Among patients diagnosed in 1953–1957, cancer of the corpus uteri (64.4%), the breast (52.2%) and the cervix uteri (51.0%) were the only types of cancer with a 5-year RSR above 50%. Among patients diagnosed in 1988–1992, 5-year RSR were much higher for most cancer sites and exceeded 50% for melanoma of the skin (81.4%), cancer of the breast (80.9%), corpus uteri (78.1%), urinary bladder (68.3%), prostate (63.3%), nervous system (55.2%), cervix uteri (54.2%), kidneys (53.2%), and colon (52.1%). Mean annual increase in 5-year RSR was most pronounced and exceeded 1% unit for melanoma and cancer of the urinary organs and the prostate, but a very high mean increase close to 1% unit per year was also observed for leukaemia, and for cancers of the colon, nervous system and breast. On the other hand, the absolute increase in 5-year RSR was very modest or even absent for the cancers with the lowest 5-year RSR, including cancer of the oesophagus, pancreas and lung.

For most cancer sites, the most up-to-date cohort estimates of 5-year RSR available in various time intervals would, on average, have been much lower (as indicated by the negative values of mean differences) than the 5-year RSR later observed among patients whose cancer was newly diagnosed in those intervals (Table 2Go). The difference would have been most pronounced for those cancer sites with the strongest increase in 5-year RSR over time (e.g. more than 5% units for melanoma and cancer of the bladder, prostate, and kidneys). Only for cancers with no or little improvement in 5-year RSR over time, such as cancers of the oesophagus, lung, cervix uteri and pancreas, would the cohort estimates have come close to the 5-year RSR of newly diagnosed patients. The mean difference from 5-year RSR later observed for newly diagnosed patients would have been smaller for estimates obtained with complete rather than with cohort analysis. However, the by far most up-todate estimates would have been obtained by period analysis. Although the period estimates have a higher standard error than the complete estimates due to restriction of the follow-up period included in the analysis, their mean squared difference from 5-year RSR later observed for new cancer patients would likewise have been smaller than that of the complete estimates for all cancer sites.
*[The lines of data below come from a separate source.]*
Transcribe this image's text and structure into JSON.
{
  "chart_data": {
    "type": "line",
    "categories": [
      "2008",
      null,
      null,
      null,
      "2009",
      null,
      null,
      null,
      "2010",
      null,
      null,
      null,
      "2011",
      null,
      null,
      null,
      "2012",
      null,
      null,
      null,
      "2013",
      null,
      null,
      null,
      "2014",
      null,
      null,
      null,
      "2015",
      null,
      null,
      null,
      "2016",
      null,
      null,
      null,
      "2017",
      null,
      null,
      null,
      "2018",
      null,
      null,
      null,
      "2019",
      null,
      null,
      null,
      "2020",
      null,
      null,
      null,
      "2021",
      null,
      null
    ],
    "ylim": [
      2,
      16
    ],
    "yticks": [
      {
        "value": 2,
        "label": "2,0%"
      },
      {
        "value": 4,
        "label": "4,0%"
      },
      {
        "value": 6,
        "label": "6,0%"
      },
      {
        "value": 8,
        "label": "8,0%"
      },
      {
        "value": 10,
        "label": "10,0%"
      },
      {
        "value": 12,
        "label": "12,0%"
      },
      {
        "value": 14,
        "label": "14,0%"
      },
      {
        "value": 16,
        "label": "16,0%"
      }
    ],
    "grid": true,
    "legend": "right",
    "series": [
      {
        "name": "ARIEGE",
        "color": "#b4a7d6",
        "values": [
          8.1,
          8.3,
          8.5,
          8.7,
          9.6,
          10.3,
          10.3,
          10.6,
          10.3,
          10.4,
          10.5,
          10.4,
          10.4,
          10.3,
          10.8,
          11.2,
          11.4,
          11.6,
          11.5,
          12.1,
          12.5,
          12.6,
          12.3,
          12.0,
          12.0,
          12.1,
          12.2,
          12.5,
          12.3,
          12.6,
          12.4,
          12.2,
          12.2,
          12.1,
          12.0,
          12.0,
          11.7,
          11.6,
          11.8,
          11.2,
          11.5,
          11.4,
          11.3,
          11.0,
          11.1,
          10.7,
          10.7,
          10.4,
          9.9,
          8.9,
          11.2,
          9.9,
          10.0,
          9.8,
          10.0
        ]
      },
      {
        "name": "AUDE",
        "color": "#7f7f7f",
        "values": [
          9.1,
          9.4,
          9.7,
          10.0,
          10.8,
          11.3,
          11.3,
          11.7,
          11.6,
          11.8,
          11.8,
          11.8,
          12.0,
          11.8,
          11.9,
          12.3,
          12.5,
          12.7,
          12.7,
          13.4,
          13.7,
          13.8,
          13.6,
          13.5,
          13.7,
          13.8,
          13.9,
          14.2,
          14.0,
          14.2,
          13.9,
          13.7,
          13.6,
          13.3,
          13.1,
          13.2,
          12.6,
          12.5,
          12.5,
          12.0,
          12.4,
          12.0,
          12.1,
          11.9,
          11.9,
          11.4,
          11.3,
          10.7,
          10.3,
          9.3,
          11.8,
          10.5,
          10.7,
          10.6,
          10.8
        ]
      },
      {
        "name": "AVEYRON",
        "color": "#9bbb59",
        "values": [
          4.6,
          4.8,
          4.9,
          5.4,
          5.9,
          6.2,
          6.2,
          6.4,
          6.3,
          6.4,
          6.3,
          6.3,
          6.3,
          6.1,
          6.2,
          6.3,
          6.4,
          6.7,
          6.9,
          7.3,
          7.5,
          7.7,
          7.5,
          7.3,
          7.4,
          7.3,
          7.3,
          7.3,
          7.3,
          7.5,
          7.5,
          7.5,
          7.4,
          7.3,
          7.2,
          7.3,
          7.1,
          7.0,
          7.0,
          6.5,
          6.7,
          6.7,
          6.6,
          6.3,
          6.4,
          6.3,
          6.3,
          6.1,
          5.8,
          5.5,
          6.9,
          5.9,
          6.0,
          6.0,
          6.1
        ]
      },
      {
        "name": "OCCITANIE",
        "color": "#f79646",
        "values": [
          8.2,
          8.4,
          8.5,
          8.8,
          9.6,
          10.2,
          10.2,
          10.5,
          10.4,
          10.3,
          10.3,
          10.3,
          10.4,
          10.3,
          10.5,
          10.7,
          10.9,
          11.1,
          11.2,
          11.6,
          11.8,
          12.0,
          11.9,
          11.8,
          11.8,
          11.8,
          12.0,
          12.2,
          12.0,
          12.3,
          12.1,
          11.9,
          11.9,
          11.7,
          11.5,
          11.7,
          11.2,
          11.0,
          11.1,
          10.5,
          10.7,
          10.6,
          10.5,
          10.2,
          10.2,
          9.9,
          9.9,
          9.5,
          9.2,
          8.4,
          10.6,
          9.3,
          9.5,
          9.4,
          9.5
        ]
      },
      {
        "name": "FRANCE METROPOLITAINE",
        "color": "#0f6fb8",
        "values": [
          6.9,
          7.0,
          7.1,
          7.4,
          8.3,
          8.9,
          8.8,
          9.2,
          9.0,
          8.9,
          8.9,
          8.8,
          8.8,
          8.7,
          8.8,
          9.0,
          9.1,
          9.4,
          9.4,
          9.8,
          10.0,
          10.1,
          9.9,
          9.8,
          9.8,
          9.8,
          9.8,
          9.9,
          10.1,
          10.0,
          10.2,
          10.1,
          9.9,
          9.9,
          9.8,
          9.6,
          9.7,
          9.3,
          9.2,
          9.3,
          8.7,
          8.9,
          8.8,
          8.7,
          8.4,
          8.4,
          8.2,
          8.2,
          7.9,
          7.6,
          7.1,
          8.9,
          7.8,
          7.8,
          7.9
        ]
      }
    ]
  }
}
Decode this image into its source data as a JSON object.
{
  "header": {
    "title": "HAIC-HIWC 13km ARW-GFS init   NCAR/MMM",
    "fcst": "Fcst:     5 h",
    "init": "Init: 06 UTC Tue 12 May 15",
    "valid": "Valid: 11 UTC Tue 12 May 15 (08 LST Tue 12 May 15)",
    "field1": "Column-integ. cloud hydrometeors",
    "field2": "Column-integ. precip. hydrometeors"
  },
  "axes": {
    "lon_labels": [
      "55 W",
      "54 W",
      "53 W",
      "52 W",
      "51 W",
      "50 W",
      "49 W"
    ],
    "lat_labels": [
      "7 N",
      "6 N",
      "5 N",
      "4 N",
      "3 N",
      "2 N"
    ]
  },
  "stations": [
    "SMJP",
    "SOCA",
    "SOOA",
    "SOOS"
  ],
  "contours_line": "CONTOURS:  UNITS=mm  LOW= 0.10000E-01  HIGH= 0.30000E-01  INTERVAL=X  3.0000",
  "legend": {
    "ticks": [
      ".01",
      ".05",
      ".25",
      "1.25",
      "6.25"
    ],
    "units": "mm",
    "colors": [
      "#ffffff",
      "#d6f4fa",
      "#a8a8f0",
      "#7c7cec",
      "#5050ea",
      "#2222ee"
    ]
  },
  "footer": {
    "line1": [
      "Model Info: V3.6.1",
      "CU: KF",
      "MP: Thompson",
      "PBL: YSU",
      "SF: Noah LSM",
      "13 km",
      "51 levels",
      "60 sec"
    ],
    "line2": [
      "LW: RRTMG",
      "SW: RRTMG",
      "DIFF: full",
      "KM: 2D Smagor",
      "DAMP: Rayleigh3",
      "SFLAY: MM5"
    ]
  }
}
Given that the period estimates obtained in time intervals up to 1988–1992 tended to provide quite accurate (though still slightly too pessimistic) predictions of the 5-year RSR later observed for patients diagnosed in those time intervals, we also calculated the period estimates for the more recent 1993–1997 period, and we compared these estimates, which might be quite accurate (though still slightly too pessimistic) predictors of the (yet unknown) 5-year RSR of patients diagnosed in 1993–1997, with the corresponding cohort and complete estimates available in that interval (last three columns in Table 2Go). For many forms of cancer, the period estimates are again substantially higher than the traditional estimates, suggesting that there has been further recent improvement in prognosis that would so far remain undisclosed with application of traditional methods of survival analysis.

The 10-year RSR were generally somewhat lower than 5-year RSR for patients diagnosed in 1953–1957 (Table 3Go), but cancer specific mean annual increase over time was similar to that observed for 5-year RSR for most cancer sites.


View this table:
[in this window]
[in a new window]
 
Table 3 Ten-year relative survival rates (RSR) of patients diagnosed in 1953–1957 and 1983–1987, mean annual change in 10-year RSR over time, and mean difference and mean squared difference between 10-year RSR estimates available in 5-year intervals between 1963–1967 and 1983–1987 by different types of analyses and 10-year RSR later observed for patients diagnosed in those intervals. The three right-hand columns provide the most up-to-date cohort, complete and period estimates of 10-year RSR available in the 1993–1997 interval. Cancer sites are ranked according to improvement in 10-year RSR over time
 
The discrepancy between the most up-to-date cohort estimates of survival available in various time intervals and survival rates later observed for patients diagnosed in those time intervals is considerably more severe for 10-year RSR than for 5-year RSR. On average, it exceeds 10% units for melanoma and cancer of the urinary bladder and the nervous system, it comes close to 10% units for colon and prostate cancer. Again, the discrepancy could have been reduced by application of complete analysis, but by far the most up-to-date estimates could again have been obtained by period analysis (although even the period estimates were also quite pessimistic for those cancers with the largest improvement in prognosis over time). Again, the mean squared difference from observed 10-year survival rates was also considerably lower for period estimates than for cohort or complete estimates for all cancer sites.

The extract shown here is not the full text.